Class of 2022 rookie gives Golden Eagles versatility and maturity – Marquette Wire

After losing three members of last year’s roster either to graduate or transfer portal and potentially a fourth to Justin Lewis, Marquette men’s basketball head coach Shaka Smart picked up a gold medal in forward Ben Gold’s class of 2022.

Smart announced last Wednesday the Wellington, originally from New Zealand had signed his national letter of intent that day and will join the Golden Eagles at the end of next month.

“I’m super excited about Ben Gold,” Smart said during a press briefing last Wednesday. “I believe he has a lot of attributes, once he gets his feet up here, and that takes time for any freshman, but once he transitions, it’s really exciting what he can become as a player.

Gold, who announced his commitment to Marquette in February, joins guards Sean Jones and Chase Ross in Smart’s first recruiting class at Marquette.

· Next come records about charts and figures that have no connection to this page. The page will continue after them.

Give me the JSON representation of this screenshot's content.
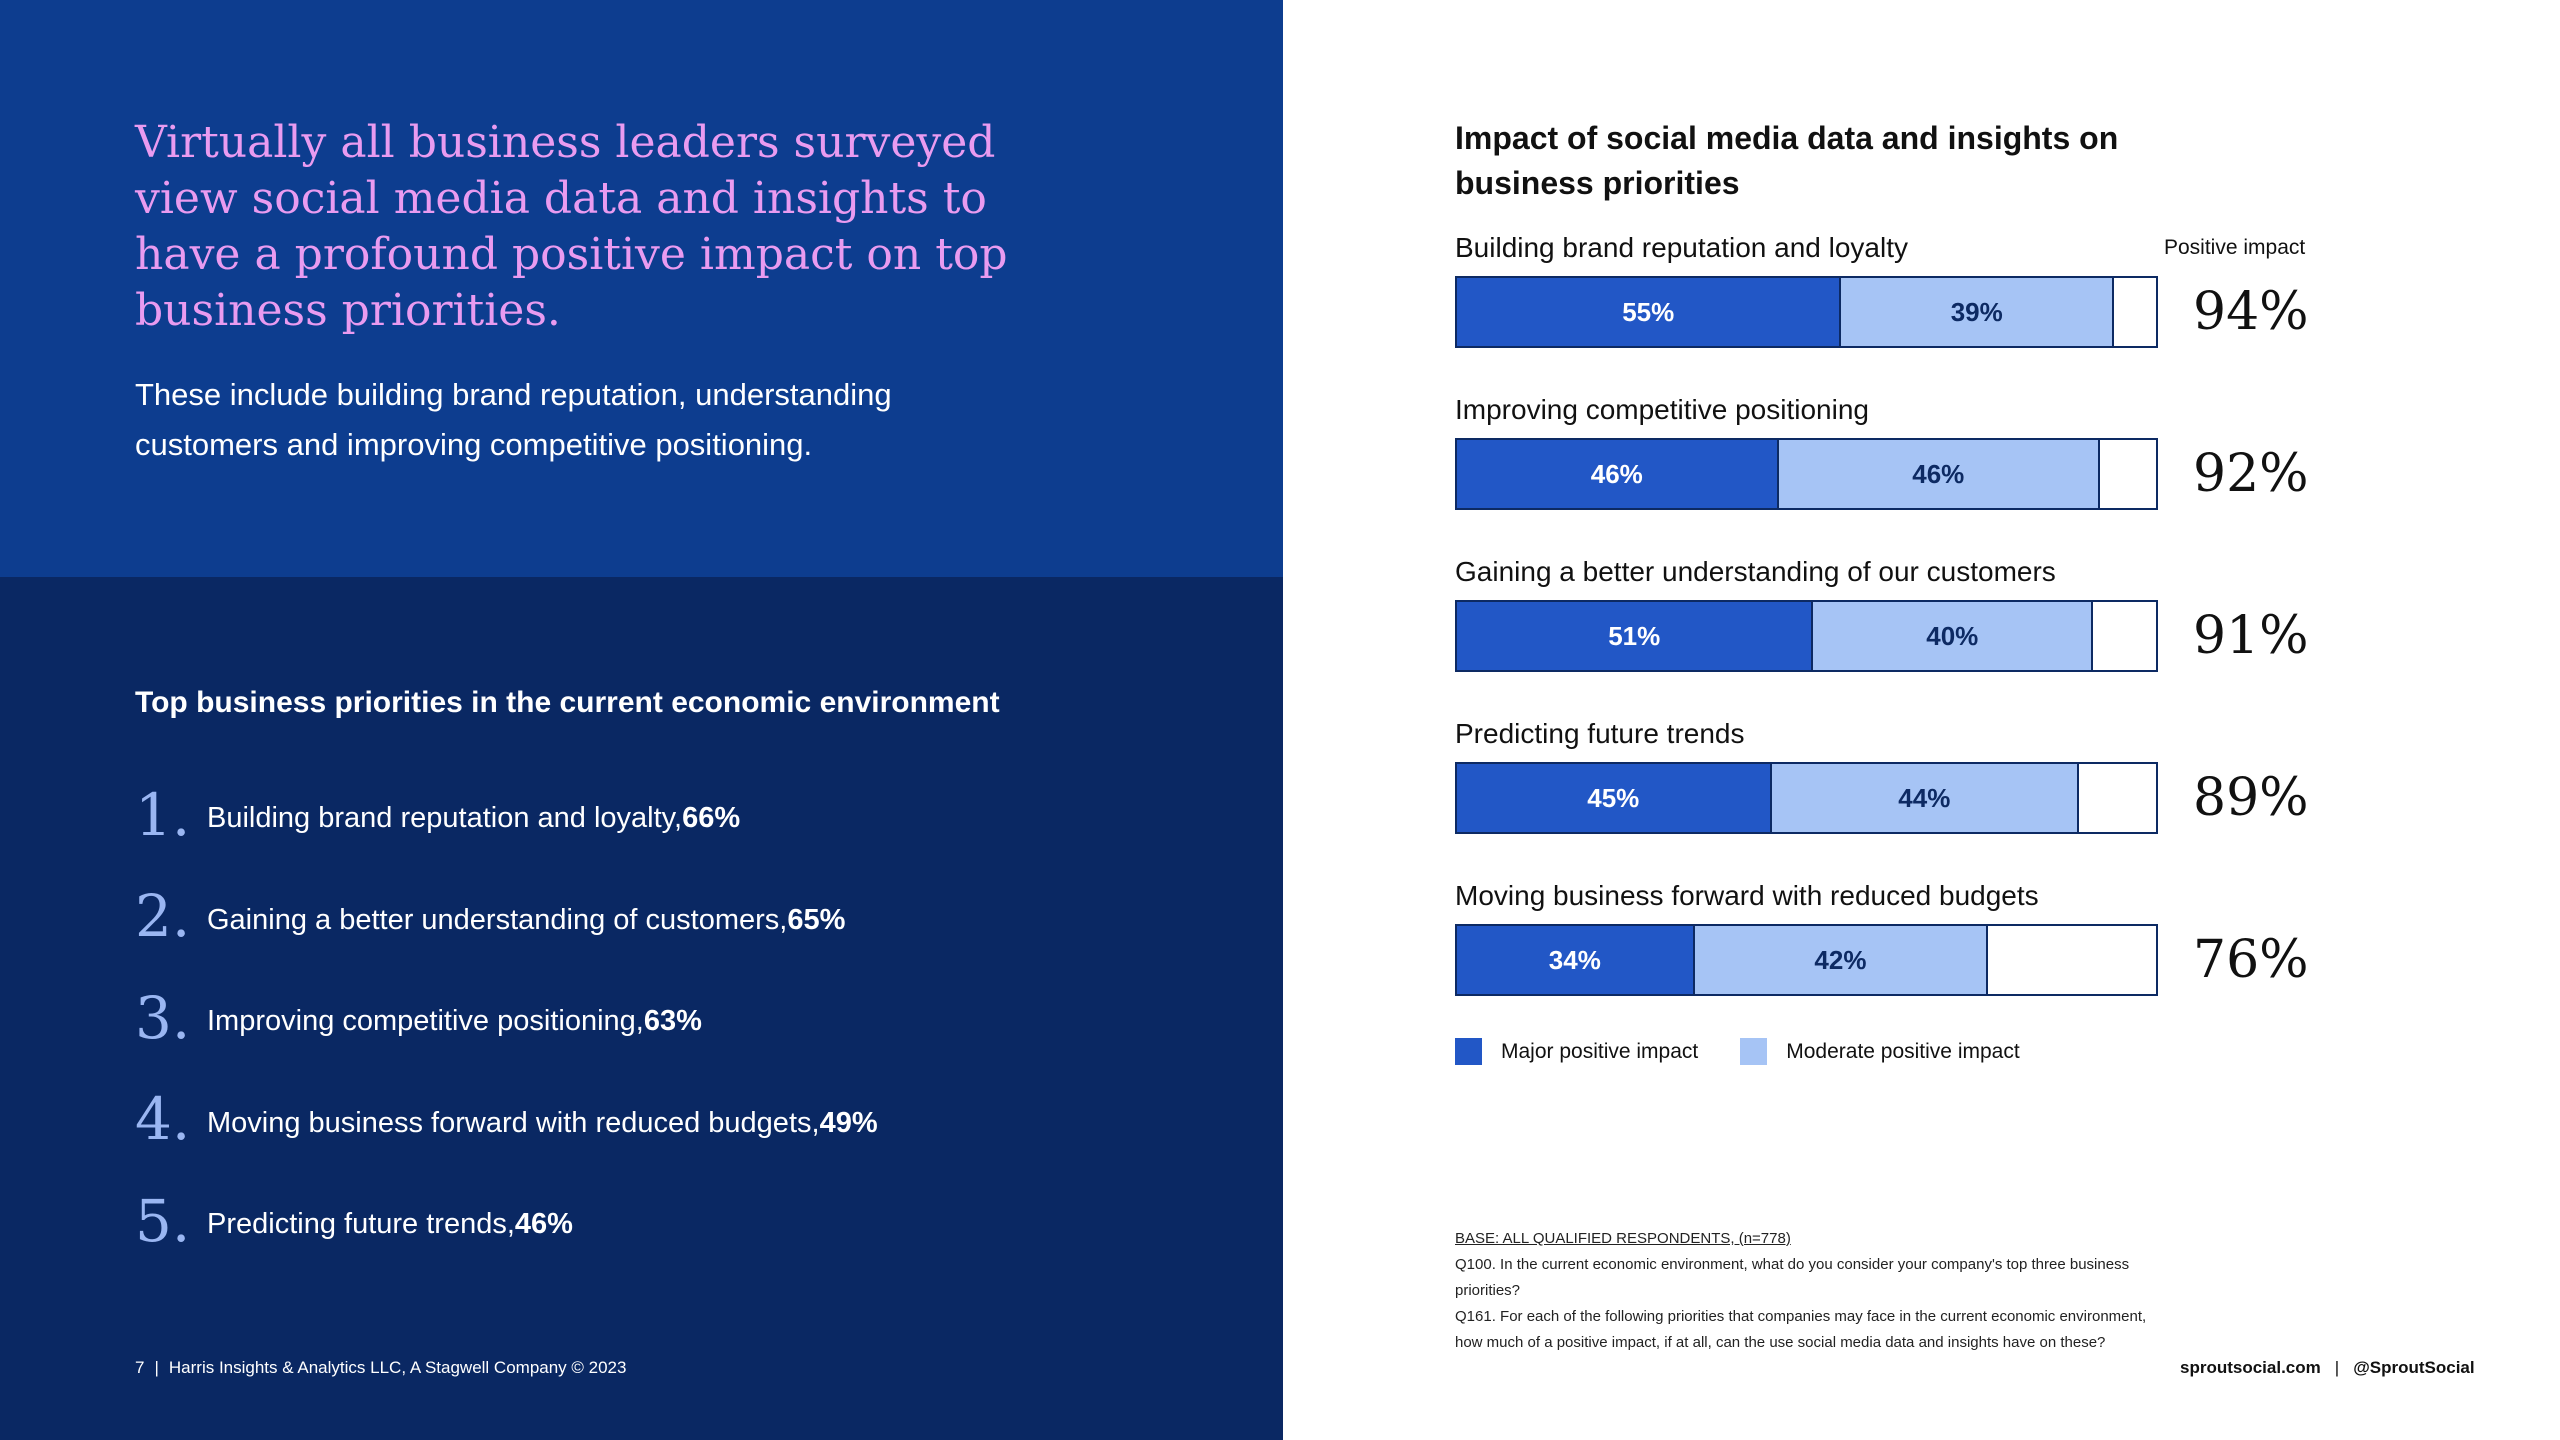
{
  "left": {
    "headline": "Virtually all business leaders surveyed view social media data and insights to have a profound positive impact on top business priorities.",
    "subhead": "These include building brand reputation, understanding customers and improving competitive positioning.",
    "priorities_title": "Top business priorities in the current economic environment",
    "priorities": [
      {
        "num": "1.",
        "text": "Building brand reputation and loyalty, ",
        "pct": "66%"
      },
      {
        "num": "2.",
        "text": "Gaining a better understanding of customers, ",
        "pct": "65%"
      },
      {
        "num": "3.",
        "text": "Improving competitive positioning, ",
        "pct": "63%"
      },
      {
        "num": "4.",
        "text": "Moving business forward with reduced budgets, ",
        "pct": "49%"
      },
      {
        "num": "5.",
        "text": "Predicting future trends, ",
        "pct": "46%"
      }
    ],
    "footer": {
      "page": "7",
      "sep": "|",
      "credit": "Harris Insights & Analytics LLC, A Stagwell Company © 2023"
    }
  },
  "chart_data": {
    "type": "bar",
    "orientation": "horizontal-stacked",
    "title": "Impact of social media data and insights on business priorities",
    "total_label": "Positive impact",
    "categories": [
      "Building brand reputation and loyalty",
      "Improving competitive positioning",
      "Gaining a better understanding of our customers",
      "Predicting future trends",
      "Moving business forward with reduced budgets"
    ],
    "series": [
      {
        "name": "Major positive impact",
        "values": [
          55,
          46,
          51,
          45,
          34
        ],
        "labels": [
          "55%",
          "46%",
          "51%",
          "45%",
          "34%"
        ],
        "color": "#2257c6"
      },
      {
        "name": "Moderate positive impact",
        "values": [
          39,
          46,
          40,
          44,
          42
        ],
        "labels": [
          "39%",
          "46%",
          "40%",
          "44%",
          "42%"
        ],
        "color": "#a6c4f5"
      }
    ],
    "totals": [
      "94%",
      "92%",
      "91%",
      "89%",
      "76%"
    ],
    "xlim": [
      0,
      100
    ],
    "legend_position": "bottom-left"
  },
  "notes": {
    "base": "BASE: ALL QUALIFIED RESPONDENTS, (n=778)",
    "q100": "Q100. In the current economic environment, what do you consider your company's top three business priorities?",
    "q161": "Q161. For each of the following priorities that companies may face in the current economic environment, how much of a positive impact, if at all, can the use social media data and insights have on these?"
  },
  "footer_right": {
    "site": "sproutsocial.com",
    "sep": "|",
    "handle": "@SproutSocial"
  }
}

“I am thrilled to announce my commitment to @MarquetteMBB. Thank you to everyone who has helped me along the journey“, Gold said on his Twitter when he engaged to Marquette on Feb. 14.

Gold comes from a family of basketball players like his father. and two older brothershers played the sport in New Zealand.

“As the youngest of three, he’s used to trying to compete with these guys, but he kind of overtook them in size and size,” Smart said. “The way his body has changed over the last two or three years is amazing. You always try to get guys who tend to go up.

Smart said that for a new first-year player, Gold has “very good maturity.”

Along with his level of maturity, the 6-foot-11 forward brings a level of toughness to Marquette’s roster.

“One thing I like about him (is) he has a rugby background,” Smart said. “Which for me is like the football players of this country. They (the rugby players) will not be tender.

gold joins redshirt first-year forward Olivier-Maxence Prosper as members of the Golden Eagles roster which are products of the NBA Global Academy.

Currently, Gold plays for NBA Global Academy in Canberra, Australia, while Prosper played for NBA Academy Latin America.

“These NBA academies have a lot of good players, so there’s a lot of talent on those teams,” Smart said.

Some NBA Academy alumni who participated in last year’s NCAA Men’s Basketball Tournament include Oumar Ballo (Arizona), Bennedict Mathurin (Arizona), Alex Ducas (Saint Mary’s), Francisco Farabello (Texas Christian University) and Hyunjung Lee (Davidson).

Smart said he got to see Gold perform in person in December at the Tarkanian Classic and the G League Showcase in Las Vegas while playing with the Latin American NBA team this weekend.

“He was playing a bit out of position (because) it was his first few weeks with this team and luckily we had watched a lot of tapes on him so we knew what he was about as a player,” Smart said. . . “(It was) just getting the chance to see him in person. “We had already offered him a scholarship and he is a guy with character, who has a chance, I think, to become a great player.”

In a game against NBA Academy Africa in Las Vegas, Gold racked up 22 points and eight rebounds in 25 minutes at the showcase.

In addition to playing at the NBA Global Academy, Gold has represented his home country nationally on several occasions. End of February, Gold played for Basketball New Zealand in the FIBA ​​Basketball World Cup Qualifiers in Manila, Philippines.

In two games in in the FIBA ​​Basketball World Cup Qualifiers, gold averaged 3.0 points, 1.5 rebounds, 0.5 assists and 0.5 blocks.

With the New Zealand senior national team, Gold played with a group of professional basketball players in their thirties.

“And one of the reasons they included him, he was by far the youngest guy that was included when he played a few months ago with this group, is that they see a bright future in him and potentially in the long run could be an important piece in their national team, maybe even in the Olympics or big, big international competitions.

As for where Gold could play on the pitch next season, he comes off as a small forward. Smart said that, like others who play one through four on the team, Gold will be interchangeable in rotations.

“He’s gotten stronger, so the way the game has evolved, you want as many guys in the game to have versatility,” Smart said. “But I think you’ll see him play all four a bit, but for us he’s multi-position and (we’re) happy to move him.”

As a big man, Gold is able to stretch the floor with games inside the paint and beyond the arc, providing some interesting options for how Smart could use him on the floor in november.

“One of the best things about him is that he could really, really move for that size,” Smart said. “That’s what we call a clean player and that’s very important in basketball. He has a lot of positive attributes and I think his best basketball, like a lot of these guys, is still ahead of him.